Health officials say it’s time for most Americans to get another booster shot — this time, with a Specific footage of Omicron manufactured by Pfizer-BioNTech (for people 12 years of age and older) or Moderna (for adults 18 years of age and older). But should you stick with the brand of vaccine you’re using or can you mix and match? Here are the things to know.
Mixing and matching booster doses can be fine
Several COVID-19 vaccines have been available in the US since the first ones were licensed in late 2020. Currently, two mainline COVID-19 vaccines (made by Pfizer-BioNTech and Moderna) have been released. approved by the US Department of Food and Drugs. The regulator (FDA) and two (manufactured by Johnson & Johnson-Janssen and Novavax) are authorized for emergency use. Injections from Pfizer-BioNTech and Moderna are approved as boosters and J&J boosters are authorized for people who have received that brand for their single-dose main injection or for those who cannot receive boosters. other boosters safely because of the risk of side effects.
The U.S. Centers for Disease Control and Prevention (CDC) recommends that people do not mix the two main doses of the mRNA vaccine – so if you were given the first dose of the Pfizer-BioNTech vaccine, don’t mix it. Your second dose should also come from Pfizer-BioNTech; the same goes for Moderna. But the abundance of options means you could have gotten a booster dose from another manufacturer and that’s perfectly fine. Learn showed that those who received an mRNA-enhanced dose of the parent vaccine produced by a manufacturer other than the main line produced antibodies against the same virus against SARS-CoV-2, compared with those who received administer the same brand of primary vaccine and booster vaccine. .
Such was the case with the original vaccine and boosters. But Human research on the new Omicron booster has not been completed not yet – they will hit the market in September – so there is no data yet on what happens when people who have had one company’s shots are then given an Omicron booster shot by another other production. It’s also unclear what would happen, for example, if someone who had been vaccinated with Moderna, then boosted with Pfizer-BioNTech’s, is now given a booster shot with Pfizer-BioNTech or Moderna Omicron.
But based on previous studies of mixing and matching, health officials are relatively confident that booster doses are interchangeable, and the CDC speak people over 18 “may get a different booster than the one they get for their main series, as long as it’s Pfizer-BioNTech or Moderna.”

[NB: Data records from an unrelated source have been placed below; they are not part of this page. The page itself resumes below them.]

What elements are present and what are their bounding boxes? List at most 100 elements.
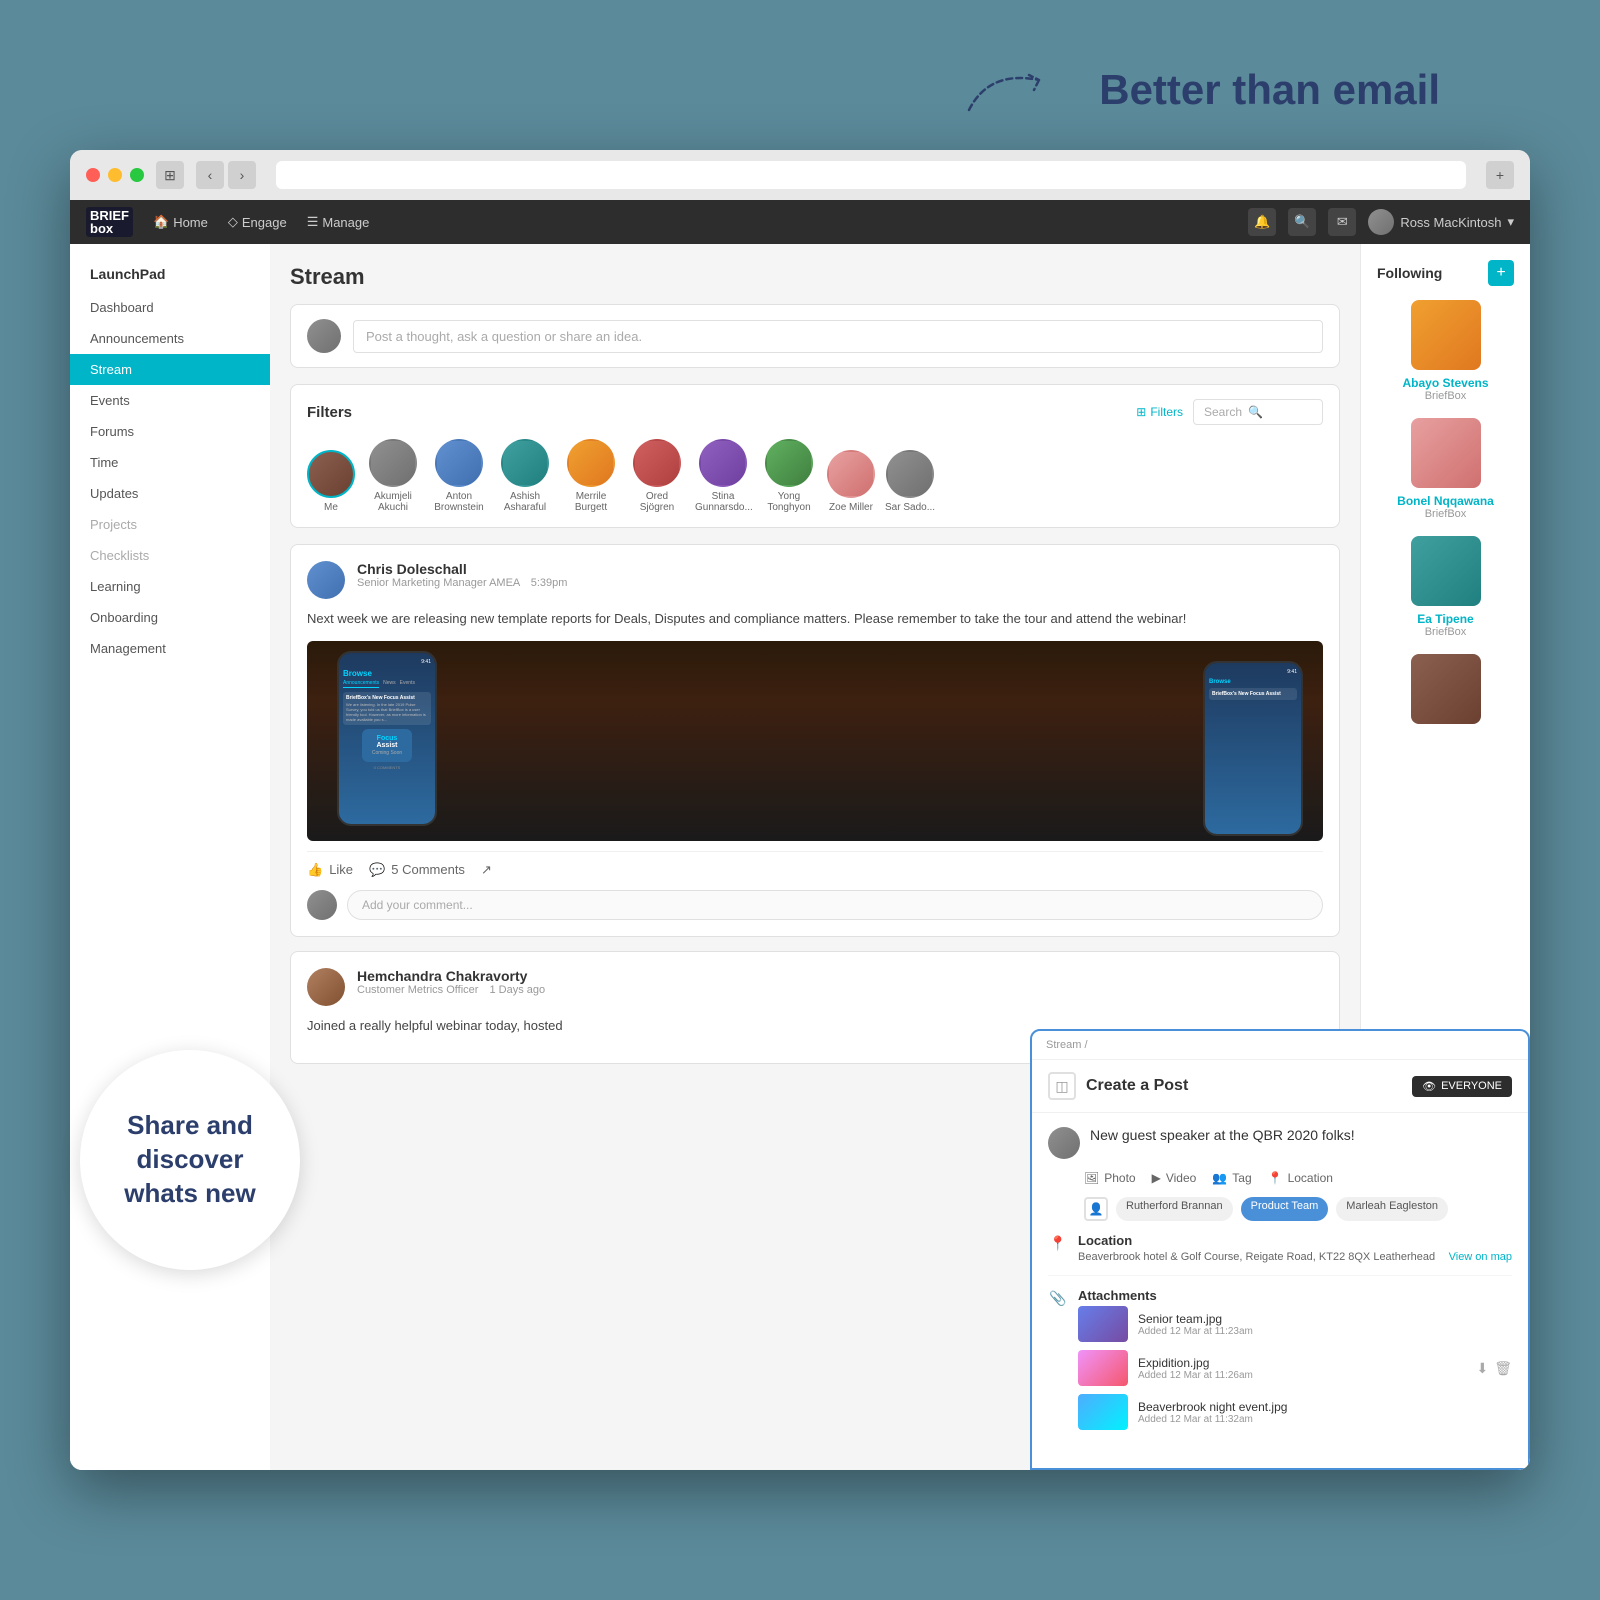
minimize-button[interactable] [108,168,122,182]
post-input[interactable]: Post a thought, ask a question or share … [353,320,1323,353]
following-avatar-2 [1411,418,1481,488]
forward-button[interactable]: › [228,161,256,189]
search-nav-button[interactable]: 🔍 [1288,208,1316,236]
sidebar-item-events[interactable]: Events [70,385,270,416]
filters-search-box[interactable]: Search 🔍 [1193,399,1323,425]
filter-avatar-9[interactable]: Sar Sado... [885,450,935,513]
filter-name-6: Stina Gunnarsdo... [695,491,751,513]
sidebar-item-time[interactable]: Time [70,447,270,478]
filter-name-3: Ashish Asharaful [497,491,553,513]
url-bar[interactable] [276,161,1466,189]
phone-mockup-2: 9:41 Browse BriefBox's New Focus Assist [1203,661,1303,836]
sidebar-item-onboarding[interactable]: Onboarding [70,602,270,633]
filters-toggle-button[interactable]: ⊞ Filters [1136,405,1183,419]
following-name-2: Bonel Nqqawana [1397,494,1494,508]
following-person-4[interactable] [1377,654,1514,730]
sidebar-item-forums[interactable]: Forums [70,416,270,447]
comment-input[interactable]: Add your comment... [347,890,1323,920]
filter-avatar-5[interactable]: Ored Sjögren [629,439,685,513]
filters-search-text: Search [1204,405,1242,419]
following-avatar-4 [1411,654,1481,724]
attach-actions-1: ⬇ 🗑 [1476,1360,1512,1377]
post-card-1: Chris Doleschall Senior Marketing Manage… [290,544,1340,937]
filter-avatar-1[interactable]: Akumjeli Akuchi [365,439,421,513]
sidebar-item-updates[interactable]: Updates [70,478,270,509]
filter-avatar-me[interactable]: Me [307,450,355,513]
cp-photo-button[interactable]: 🖼 Photo [1084,1171,1136,1185]
filter-avatar-7[interactable]: Yong Tonghyon [761,439,817,513]
share-button[interactable]: ↗ [481,862,492,878]
annotation-arrow-icon [959,60,1079,120]
nav-engage[interactable]: ◇ Engage [228,214,287,230]
filter-avatar-6[interactable]: Stina Gunnarsdo... [695,439,751,513]
filter-name-2: Anton Brownstein [431,491,487,513]
following-name-3: Ea Tipene [1417,612,1473,626]
sidebar-item-dashboard[interactable]: Dashboard [70,292,270,323]
cp-everyone-button[interactable]: 👁 EVERYONE [1412,1076,1512,1097]
view-on-map-button[interactable]: View on map [1449,1251,1512,1263]
cp-attachments-section: 📎 Attachments Senior team.jpg Added 12 M… [1048,1288,1512,1442]
cp-post-icon: ◫ [1048,1072,1076,1100]
add-following-button[interactable]: + [1488,260,1514,286]
post-2-time: 1 Days ago [490,984,546,996]
app-body: LaunchPad Dashboard Announcements Stream… [70,244,1530,1470]
filter-avatar-8[interactable]: Zoe Miller [827,450,875,513]
filters-btn-label: Filters [1150,405,1183,419]
filter-avatar-2[interactable]: Anton Brownstein [431,439,487,513]
following-header: Following + [1377,260,1514,286]
post-bg: 9:41 Browse Announcements News Events Br… [307,641,1323,841]
filter-avatar-3[interactable]: Ashish Asharaful [497,439,553,513]
cp-tag-1[interactable]: Product Team [1241,1197,1329,1221]
new-tab-button[interactable]: + [1486,161,1514,189]
sidebar-item-stream[interactable]: Stream [70,354,270,385]
post-1-header: Chris Doleschall Senior Marketing Manage… [307,561,1323,599]
photo-label: Photo [1104,1171,1135,1185]
close-button[interactable] [86,168,100,182]
nav-manage[interactable]: ☰ Manage [307,214,370,230]
post-1-image: 9:41 Browse Announcements News Events Br… [307,641,1323,841]
cp-tag-0[interactable]: Rutherford Brannan [1116,1197,1233,1221]
filter-avatar-4[interactable]: Merrile Burgett [563,439,619,513]
nav-home[interactable]: 🏠 Home [153,214,208,230]
messages-button[interactable]: ✉ [1328,208,1356,236]
comments-button[interactable]: 💬 5 Comments [369,862,465,878]
video-icon: ▶ [1152,1171,1161,1185]
sidebar-toggle-button[interactable]: ⊞ [156,161,184,189]
sidebar-item-learning[interactable]: Learning [70,571,270,602]
user-menu-button[interactable]: Ross MacKintosh ▾ [1368,209,1514,235]
cp-tags-row: 👤 Rutherford Brannan Product Team Marlea… [1048,1197,1512,1221]
filters-bar: Filters ⊞ Filters Search 🔍 [290,384,1340,528]
notifications-button[interactable]: 🔔 [1248,208,1276,236]
post-2-meta: Hemchandra Chakravorty Customer Metrics … [357,968,545,996]
sidebar-item-announcements[interactable]: Announcements [70,323,270,354]
maximize-button[interactable] [130,168,144,182]
attachment-0: Senior team.jpg Added 12 Mar at 11:23am [1078,1306,1512,1342]
phone-screen: 9:41 Browse Announcements News Events Br… [339,653,435,824]
cp-tag-2[interactable]: Marleah Eagleston [1336,1197,1448,1221]
attach-delete-button[interactable]: 🗑 [1494,1360,1512,1377]
post-2-header: Hemchandra Chakravorty Customer Metrics … [307,968,1323,1006]
sidebar-item-projects: Projects [70,509,270,540]
filter-avatar-img-8 [827,450,875,498]
cp-location-button[interactable]: 📍 Location [1268,1171,1333,1185]
sidebar: LaunchPad Dashboard Announcements Stream… [70,244,270,1470]
sidebar-item-management[interactable]: Management [70,633,270,664]
following-person-2[interactable]: Bonel Nqqawana BriefBox [1377,418,1514,520]
like-button[interactable]: 👍 Like [307,862,353,878]
cp-tag-button[interactable]: 👥 Tag [1212,1171,1251,1185]
following-person-1[interactable]: Abayo Stevens BriefBox [1377,300,1514,402]
attach-download-button[interactable]: ⬇ [1476,1360,1488,1377]
create-post-overlay: Stream / ◫ Create a Post 👁 EVERYONE New … [1030,1029,1530,1470]
user-avatar [1368,209,1394,235]
filters-title: Filters [307,404,352,421]
back-button[interactable]: ‹ [196,161,224,189]
logo-box-text: box [90,222,129,235]
following-person-3[interactable]: Ea Tipene BriefBox [1377,536,1514,638]
attach-thumb-2 [1078,1394,1128,1430]
filter-name-5: Ored Sjögren [629,491,685,513]
following-company-3: BriefBox [1425,626,1467,638]
phone-mockup: 9:41 Browse Announcements News Events Br… [337,651,437,826]
share-circle: Share and discover whats new [80,1050,300,1270]
cp-video-button[interactable]: ▶ Video [1152,1171,1197,1185]
eye-icon: 👁 [1422,1080,1436,1093]
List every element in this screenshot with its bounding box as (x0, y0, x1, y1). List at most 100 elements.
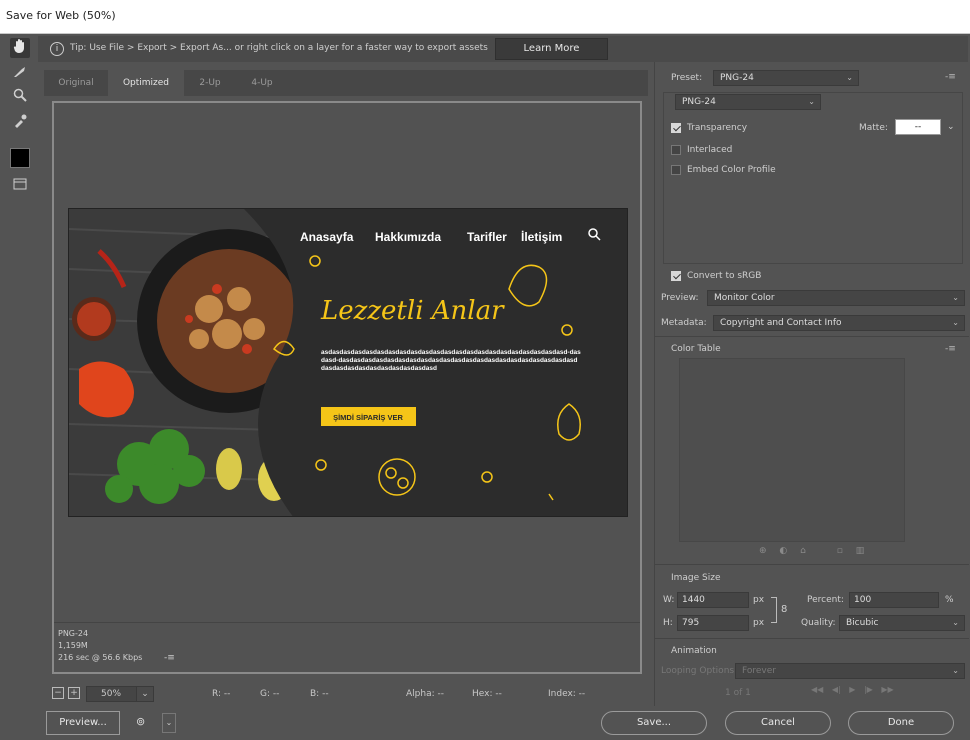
height-label: H: (663, 618, 673, 628)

One thing to note, however, is that Moderna’s vaccine dose is slightly higher than that from Pfizer-BioNTech. The same is true of Moderna’s new Omicron enhancer. The higher dose means that people taking Moderna’s Omicron booster may experience a slightly higher rate of side effects, such as swelling, arm pain, fever, and fatigue, compared to people taking Pfizer – BioNTech. But it can have an advantage, if experience with initial enhanced shots is any guide. Earlier learn relative to those who received the original Moderna booster showed that they produced higher levels of antibodies against the virus than those who received the Pfizer-BioNTech enhancer.
Can you mix and match booster doses for children?
It depends on your child’s age and the type of vaccine they have received as their main series. Children 12 to 17 years of age who have received Moderna or Pfizer-BioNTech shots as their primary series can be boosted with Pfizer-BioNTech’s new Omicron booster. Neither of the Omicron boosters has been approved for children under 12 years old — so those children will still get a booster shot of the original vaccine (if they qualify for a booster).
If your child has been vaccinated with Moderna as a main series, booster doses of Moderna of any kind — parent or Omicron-specific — have not been approved for children between six months and 11 years of age. Children in this age group who have received Moderna vaccine are not recommended to receive a booster dose at this time. Children 5 to 11 years of age who have been vaccinated with Pfizer-BioNTech can only receive the parenteral booster vaccine, not the divalent Omicron booster vaccine manufactured by Pfizer-BioNTech.